Several websites can be found promoting photography as a hobby that can be used to enhance brain health and personal well-being.
“Therapeutic photography is the technique of using photography to heal the mind of an individual, to bring positive energy. Thus, it helps to cheer up a person,” Govind Vijayakumar writes, in “Therapeutic Photography Explained.” The article is found on a Photography Axis website, Sept. 21, 2020.
Any type of photography can be used and a camera does not have to be expensive. Often times people take pictures of nature, family members or street scenes for their personal growth, Vijayakumar writes.
The use of photography for personal well-being is also touted as beneficial on The One Project’s Therapeutic Photography website.
“Therapeutic photography involves taking, analyzing and using photos for the purpose of personal growth, or understanding,” the website states.

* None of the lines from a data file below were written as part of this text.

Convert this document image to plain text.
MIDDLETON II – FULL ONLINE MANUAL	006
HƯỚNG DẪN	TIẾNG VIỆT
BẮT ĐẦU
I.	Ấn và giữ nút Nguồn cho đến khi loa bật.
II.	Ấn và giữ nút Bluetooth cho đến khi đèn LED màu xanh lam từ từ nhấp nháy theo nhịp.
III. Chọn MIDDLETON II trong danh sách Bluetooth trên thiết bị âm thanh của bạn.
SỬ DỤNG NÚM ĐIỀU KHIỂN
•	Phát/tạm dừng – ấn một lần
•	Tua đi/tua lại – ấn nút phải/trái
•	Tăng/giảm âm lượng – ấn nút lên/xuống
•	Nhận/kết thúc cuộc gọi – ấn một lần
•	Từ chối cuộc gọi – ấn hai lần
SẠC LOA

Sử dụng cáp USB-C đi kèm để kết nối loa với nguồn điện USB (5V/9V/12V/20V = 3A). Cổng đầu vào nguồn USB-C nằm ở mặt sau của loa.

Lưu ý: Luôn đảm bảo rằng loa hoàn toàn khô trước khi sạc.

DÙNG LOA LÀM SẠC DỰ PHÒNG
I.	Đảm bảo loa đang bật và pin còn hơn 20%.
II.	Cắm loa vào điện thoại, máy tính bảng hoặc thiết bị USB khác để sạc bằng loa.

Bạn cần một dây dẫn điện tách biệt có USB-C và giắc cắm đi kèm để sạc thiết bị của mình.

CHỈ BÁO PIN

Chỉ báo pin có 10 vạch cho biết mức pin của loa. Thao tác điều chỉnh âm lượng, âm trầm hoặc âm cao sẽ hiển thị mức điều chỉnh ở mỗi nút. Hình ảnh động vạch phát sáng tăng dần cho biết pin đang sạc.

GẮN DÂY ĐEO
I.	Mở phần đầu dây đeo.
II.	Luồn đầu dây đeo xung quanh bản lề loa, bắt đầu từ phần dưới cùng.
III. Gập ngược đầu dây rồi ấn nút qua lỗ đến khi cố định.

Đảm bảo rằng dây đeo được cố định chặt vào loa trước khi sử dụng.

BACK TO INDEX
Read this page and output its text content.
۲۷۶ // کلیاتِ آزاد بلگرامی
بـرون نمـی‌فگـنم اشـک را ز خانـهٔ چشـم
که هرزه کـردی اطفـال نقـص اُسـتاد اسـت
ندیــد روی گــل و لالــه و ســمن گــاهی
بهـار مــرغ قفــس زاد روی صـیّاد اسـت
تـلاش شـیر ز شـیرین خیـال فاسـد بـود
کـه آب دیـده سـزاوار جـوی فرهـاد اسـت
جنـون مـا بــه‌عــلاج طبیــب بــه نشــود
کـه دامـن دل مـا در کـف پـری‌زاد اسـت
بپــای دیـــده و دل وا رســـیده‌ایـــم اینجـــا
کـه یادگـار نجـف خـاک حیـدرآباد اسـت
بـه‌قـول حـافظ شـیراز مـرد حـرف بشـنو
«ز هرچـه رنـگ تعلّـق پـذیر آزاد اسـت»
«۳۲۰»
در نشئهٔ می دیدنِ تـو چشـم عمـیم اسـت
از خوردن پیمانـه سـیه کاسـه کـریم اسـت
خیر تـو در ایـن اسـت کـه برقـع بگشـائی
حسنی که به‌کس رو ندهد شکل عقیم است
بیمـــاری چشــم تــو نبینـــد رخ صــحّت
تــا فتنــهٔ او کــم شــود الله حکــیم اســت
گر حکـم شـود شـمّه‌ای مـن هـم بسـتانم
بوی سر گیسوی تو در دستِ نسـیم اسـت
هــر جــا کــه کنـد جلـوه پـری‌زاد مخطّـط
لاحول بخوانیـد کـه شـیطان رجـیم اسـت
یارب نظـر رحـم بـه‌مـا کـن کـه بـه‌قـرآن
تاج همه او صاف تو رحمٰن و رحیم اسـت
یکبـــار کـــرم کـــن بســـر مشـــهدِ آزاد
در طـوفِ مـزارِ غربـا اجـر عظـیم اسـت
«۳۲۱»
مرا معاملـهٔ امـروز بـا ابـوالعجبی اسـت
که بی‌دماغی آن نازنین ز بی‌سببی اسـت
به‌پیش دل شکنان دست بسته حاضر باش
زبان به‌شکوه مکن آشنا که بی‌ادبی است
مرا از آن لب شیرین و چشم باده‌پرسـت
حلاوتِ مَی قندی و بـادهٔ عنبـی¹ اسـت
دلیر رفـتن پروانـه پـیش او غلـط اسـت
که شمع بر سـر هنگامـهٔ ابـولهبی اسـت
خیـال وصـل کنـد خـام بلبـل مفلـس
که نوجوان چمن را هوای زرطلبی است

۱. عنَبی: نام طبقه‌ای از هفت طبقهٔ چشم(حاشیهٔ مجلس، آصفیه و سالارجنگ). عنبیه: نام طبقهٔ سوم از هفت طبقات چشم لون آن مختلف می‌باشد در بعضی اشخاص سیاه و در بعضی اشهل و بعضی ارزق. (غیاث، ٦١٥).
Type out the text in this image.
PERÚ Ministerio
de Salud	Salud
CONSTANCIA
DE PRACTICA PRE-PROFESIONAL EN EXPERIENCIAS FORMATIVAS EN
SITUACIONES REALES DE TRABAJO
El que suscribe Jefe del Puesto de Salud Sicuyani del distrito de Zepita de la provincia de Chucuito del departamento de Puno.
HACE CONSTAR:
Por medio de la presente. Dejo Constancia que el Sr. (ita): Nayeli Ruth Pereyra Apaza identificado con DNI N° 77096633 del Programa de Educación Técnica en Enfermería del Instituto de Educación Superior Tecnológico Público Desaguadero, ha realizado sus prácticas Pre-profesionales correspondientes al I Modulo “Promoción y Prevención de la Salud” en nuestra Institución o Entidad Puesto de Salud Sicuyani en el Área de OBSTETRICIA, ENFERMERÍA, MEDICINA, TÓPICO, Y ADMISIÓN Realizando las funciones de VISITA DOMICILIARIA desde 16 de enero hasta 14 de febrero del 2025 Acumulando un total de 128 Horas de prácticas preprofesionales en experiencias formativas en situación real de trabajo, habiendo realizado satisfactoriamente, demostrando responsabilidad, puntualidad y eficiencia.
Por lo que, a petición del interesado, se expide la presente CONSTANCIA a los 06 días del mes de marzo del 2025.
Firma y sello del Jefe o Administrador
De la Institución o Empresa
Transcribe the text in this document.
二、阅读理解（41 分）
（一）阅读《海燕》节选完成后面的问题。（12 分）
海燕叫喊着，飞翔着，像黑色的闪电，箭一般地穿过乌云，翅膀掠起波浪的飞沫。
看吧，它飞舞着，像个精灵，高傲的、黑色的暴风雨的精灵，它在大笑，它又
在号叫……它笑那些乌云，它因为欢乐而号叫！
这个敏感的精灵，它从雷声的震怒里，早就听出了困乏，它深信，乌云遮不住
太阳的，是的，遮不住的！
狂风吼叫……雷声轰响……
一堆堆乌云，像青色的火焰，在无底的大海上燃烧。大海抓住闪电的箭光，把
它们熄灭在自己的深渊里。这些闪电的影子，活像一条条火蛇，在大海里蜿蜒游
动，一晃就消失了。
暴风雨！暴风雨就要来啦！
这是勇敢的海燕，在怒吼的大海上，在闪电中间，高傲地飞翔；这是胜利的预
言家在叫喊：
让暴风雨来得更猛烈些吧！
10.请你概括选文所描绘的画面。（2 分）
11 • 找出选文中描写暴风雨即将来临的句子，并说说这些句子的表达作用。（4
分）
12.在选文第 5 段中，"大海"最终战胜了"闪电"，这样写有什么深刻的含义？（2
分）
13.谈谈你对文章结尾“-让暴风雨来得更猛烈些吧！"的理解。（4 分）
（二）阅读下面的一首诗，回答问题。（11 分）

An article on the website discusses various academic studies that demonstrate the benefits of photography for brain health. For starters, photography requires a level of mindfulness when a photographer lines up a shot or edits an image. Mindfulness is a state of present awareness that can help with alleviating feelings of depression, according to The Project One’s website.
While photography can be therapeutic for an individual acting alone, at times a therapist is needed, especially when images provoke strong negative emotions.
A field of photo therapy is emerging for those who need to take and share photos in a safe environment. For instance, a certificate program for therapists is being offered by the Photo-Therapy Centre in Vancouver, Canada, according to the school’s website.
However, an internet search revealed that other training facilities may be hard to find.